To some extent, this theory isn’t wrong. Change rarely comes from the outside, and marginalized groups nearly always have to mimic first, in order to gain a foothold and can begin to shape their own norms. But its persistence is troubling. It’s high time we start to shape those norms ourselves and embrace that many traits commonly associated with women aren’t impediments to be overcome: They’re what make us good at what we do.

Taking caution, for instance. Generally speaking, higher levels of testosterone correlate with greater tendency toward risk-taking. In much of the business world, such an approach is celebrated as necessary for success. You have to bet big to win big, after all. Startup founders and businessmen across the world are praised for their fearlessness, for jumping in without a roadmap and betting on themselves.

And while this kind of self-confidence, however misplaced, is often an ingredient of large-scale success, it’s more often a recipe for less success. Take investing. Data found by Fidelity found that its women investors routinely outperform their male counterparts. The reason? They trade less. Their caution, often decried as the kind of approach that gets you nowhere, is their unintentional weapon. On the other hand, more bullish investors (more often men) who trade aggressively based on either a lack of fear or an unfounded belief in their own ability, get bupkis for all their action. In fact, they lose money.

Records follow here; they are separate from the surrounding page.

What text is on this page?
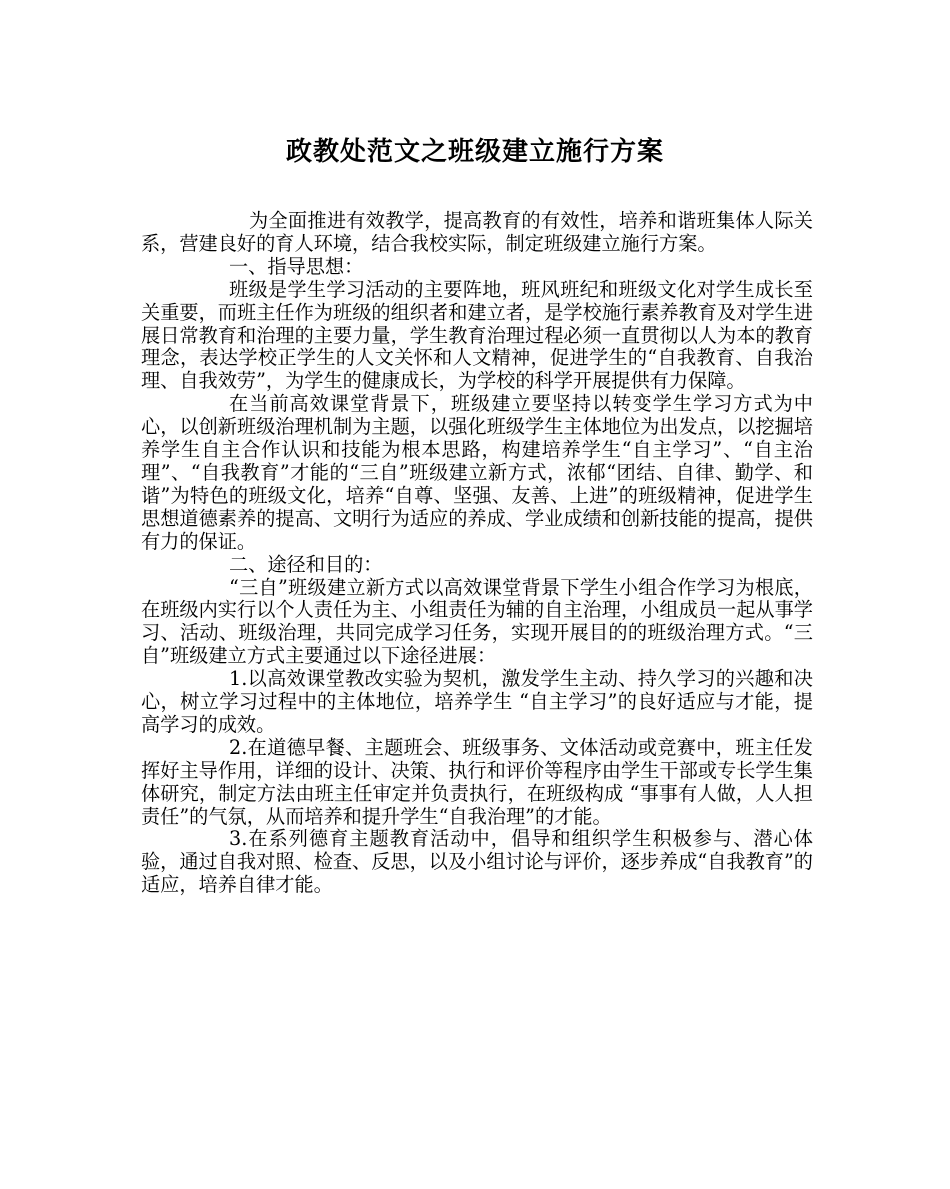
政教处范文之班级建立施行方案

为全面推进有效教学，提高教育的有效性，培养和谐班集体人际关系，营建良好的育人环境，结合我校实际，制定班级建立施行方案。

一、指导思想：

班级是学生学习活动的主要阵地，班风班纪和班级文化对学生成长至关重要，而班主任作为班级的组织者和建立者，是学校施行素养教育及对学生进展日常教育和治理的主要力量，学生教育治理过程必须一直贯彻以人为本的教育理念，表达学校正学生的人文关怀和人文精神，促进学生的“自我教育、自我治理、自我效劳”，为学生的健康成长，为学校的科学开展提供有力保障。

在当前高效课堂背景下，班级建立要坚持以转变学生学习方式为中心，以创新班级治理机制为主题，以强化班级学生主体地位为出发点，以挖掘培养学生自主合作认识和技能为根本思路，构建培养学生“自主学习”、“自主治理”、“自我教育”才能的“三自”班级建立新方式，浓郁“团结、自律、勤学、和谐”为特色的班级文化，培养“自尊、坚强、友善、上进”的班级精神，促进学生思想道德素养的提高、文明行为适应的养成、学业成绩和创新技能的提高，提供有力的保证。

二、途径和目的：

“三自”班级建立新方式以高效课堂背景下学生小组合作学习为根底，在班级内实行以个人责任为主、小组责任为辅的自主治理，小组成员一起从事学习、活动、班级治理，共同完成学习任务，实现开展目的的班级治理方式。“三自”班级建立方式主要通过以下途径进展：

1.以高效课堂教改实验为契机，激发学生主动、持久学习的兴趣和决心，树立学习过程中的主体地位，培养学生 “自主学习”的良好适应与才能，提高学习的成效。

2.在道德早餐、主题班会、班级事务、文体活动或竞赛中，班主任发挥好主导作用，详细的设计、决策、执行和评价等程序由学生干部或专长学生集体研究，制定方法由班主任审定并负责执行，在班级构成 “事事有人做，人人担责任”的气氛，从而培养和提升学生“自我治理”的才能。

3.在系列德育主题教育活动中，倡导和组织学生积极参与、潜心体验，通过自我对照、检查、反思，以及小组讨论与评价，逐步养成“自我教育”的适应，培养自律才能。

Women are More Effective as Leaders

When it comes to business, too, women are routinely found to be more effective leaders, despite the fact that they make up just 8% of Fortune-500 CEOs and serve as Head of State in just ten countries. As someone who’s been led, professionally, by both men and women, this hardly surprises me: Without exception, the women I’ve worked under have listened more and talked less; they have taken more time to think through hard decisions; they have valued knowledge and skill over bravado. The very traits that women are often told to stow away if they wish to advance up the corporate ladder (Speak more aggressively! Forget about emotional intelligence!) are the very things that inhibit the abilities of our male counterparts.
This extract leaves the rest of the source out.